A sentença decidida foi de três meses de prisão para Emmeline e Sra. Drummond e de dez semanas para Christabel. O quarto capítulo se inicia dando sequência a esse episódio, com as três condenadas já na prisão. Emmeline diz que a primeira ação ao chegar na Holloway é convocar a presença do governador. Ela então, pede que as suffragettes presas sejam tratadas como criminosas políticas e não simples infratoras; e diz que se recusam a efetuar a troca de roupa na presença da carcereira e pede para que possam conversar com suas amigas. Os dois últimos pedidos foram atendidos. Mas, apesar de poder agora dividir celas, Emmeline acaba tendo que ser levada para o hospital devido as condições da prisão citadas anteriormente. Quando Christabel, Sra. Drummond e Emmeline foram libertadas, foi marcado um café-da-manhã onde Pankhurst avisa as companheiras de militância que elas devem insistir para ser tratadas como criminosas políticas. O ano de 1909 iniciou-se agitado. Em 25 de janeiro, a WSPU faz uma manifestação onde quatro militantes foram presas, dentre elas a irmã de Emmeline, Sra.

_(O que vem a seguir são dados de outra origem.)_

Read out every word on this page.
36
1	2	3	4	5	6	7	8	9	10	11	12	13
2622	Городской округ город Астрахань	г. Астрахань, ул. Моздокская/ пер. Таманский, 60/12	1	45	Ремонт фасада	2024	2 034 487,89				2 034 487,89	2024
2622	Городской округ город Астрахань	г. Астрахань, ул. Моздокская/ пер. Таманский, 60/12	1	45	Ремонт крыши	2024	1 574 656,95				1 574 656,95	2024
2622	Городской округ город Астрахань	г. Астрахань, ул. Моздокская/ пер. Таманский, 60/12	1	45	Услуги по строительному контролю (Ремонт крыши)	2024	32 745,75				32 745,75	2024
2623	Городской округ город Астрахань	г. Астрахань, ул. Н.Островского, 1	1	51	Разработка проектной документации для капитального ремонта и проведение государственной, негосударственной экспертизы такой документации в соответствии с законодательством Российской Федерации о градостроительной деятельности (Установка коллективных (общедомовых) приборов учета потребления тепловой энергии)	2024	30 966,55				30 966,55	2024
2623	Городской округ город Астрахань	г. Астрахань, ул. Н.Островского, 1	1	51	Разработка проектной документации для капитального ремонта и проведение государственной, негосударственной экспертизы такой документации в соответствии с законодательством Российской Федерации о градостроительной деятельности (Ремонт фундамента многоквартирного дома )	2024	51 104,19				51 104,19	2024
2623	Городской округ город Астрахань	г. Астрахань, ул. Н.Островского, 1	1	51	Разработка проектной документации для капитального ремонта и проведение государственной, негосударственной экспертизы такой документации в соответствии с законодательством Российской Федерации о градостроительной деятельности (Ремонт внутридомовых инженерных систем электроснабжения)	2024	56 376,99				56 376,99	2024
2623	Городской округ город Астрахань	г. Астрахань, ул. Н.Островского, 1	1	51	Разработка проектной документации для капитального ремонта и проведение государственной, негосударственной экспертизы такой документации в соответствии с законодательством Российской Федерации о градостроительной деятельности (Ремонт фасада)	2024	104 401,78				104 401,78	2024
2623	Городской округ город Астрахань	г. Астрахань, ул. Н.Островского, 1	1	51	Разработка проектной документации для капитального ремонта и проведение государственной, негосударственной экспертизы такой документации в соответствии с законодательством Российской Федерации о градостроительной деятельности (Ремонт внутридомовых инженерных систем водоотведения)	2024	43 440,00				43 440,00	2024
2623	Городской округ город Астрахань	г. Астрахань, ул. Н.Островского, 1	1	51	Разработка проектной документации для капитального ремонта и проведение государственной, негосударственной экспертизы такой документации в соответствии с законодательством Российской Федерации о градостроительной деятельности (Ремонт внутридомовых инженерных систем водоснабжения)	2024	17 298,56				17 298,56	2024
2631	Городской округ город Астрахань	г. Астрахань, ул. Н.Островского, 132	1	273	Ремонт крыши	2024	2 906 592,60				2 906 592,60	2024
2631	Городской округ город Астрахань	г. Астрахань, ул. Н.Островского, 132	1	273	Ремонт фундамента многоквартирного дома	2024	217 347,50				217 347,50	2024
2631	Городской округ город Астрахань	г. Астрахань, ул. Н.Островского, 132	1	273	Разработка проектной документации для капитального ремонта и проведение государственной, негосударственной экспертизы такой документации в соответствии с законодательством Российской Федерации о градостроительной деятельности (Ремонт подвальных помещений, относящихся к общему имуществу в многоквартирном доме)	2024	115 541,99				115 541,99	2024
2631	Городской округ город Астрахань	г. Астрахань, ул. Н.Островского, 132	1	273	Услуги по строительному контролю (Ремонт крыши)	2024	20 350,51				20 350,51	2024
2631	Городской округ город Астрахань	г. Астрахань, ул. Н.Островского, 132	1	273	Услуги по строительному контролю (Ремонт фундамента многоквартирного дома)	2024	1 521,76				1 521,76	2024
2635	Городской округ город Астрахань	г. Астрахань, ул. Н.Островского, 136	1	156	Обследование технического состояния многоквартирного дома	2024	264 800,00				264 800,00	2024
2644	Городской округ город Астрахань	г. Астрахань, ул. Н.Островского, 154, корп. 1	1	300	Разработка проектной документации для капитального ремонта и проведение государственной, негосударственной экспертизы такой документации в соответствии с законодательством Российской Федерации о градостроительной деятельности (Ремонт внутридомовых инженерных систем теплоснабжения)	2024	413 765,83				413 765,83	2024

Clarke – esta informação é interessante pois é a primeira vez que o nome dela é citado. Um mês depois, o sétimo Women’s Parliament foi convocado para protestar contra a falta de menção das mulheres no discurso do Rei. Como era de se esperar, todas as envolvidas foram presas e sentenciadas de um a dois meses de prisão. Novamente Emmeline cita a luta das mulheres para não serem tratadas como simples presas e sim como criminosas políticas. 68

"I have seen [...] that men are encouraged by law to take advantage of the helplessness of women. [...] We women have presented larger petitions in support of our enfranchisement than were ever presented for any other reform; we have succeeded in holding greater public meetings than men have ever held for any reform, in spite of the difficulty which women have in throwing off their natural diffidence. [...] We have faced hostile mobs at street corners, because we were told that we could not have that representation for our taxes that men have won unless we converted the whole of the country to our side. Because we have done this, we have been misrepresented, we have been ridiculed, we have had contempt poured upon us, and the ignorant mob have been incited to offer us violence, which we have faced unarmed and unprotected by the safeguards which Cabinet Ministers enjoy. [...] we are determined to go on with this agitation because we feel in honour bound. Just as it was the duty of your forefathers, it is our duty to make the world a better place for women than it is to-day. [...] We are here, not because we are law-breakers; we are here in our efforts to become law-makers." (PANKHURST, 1914, p. 129)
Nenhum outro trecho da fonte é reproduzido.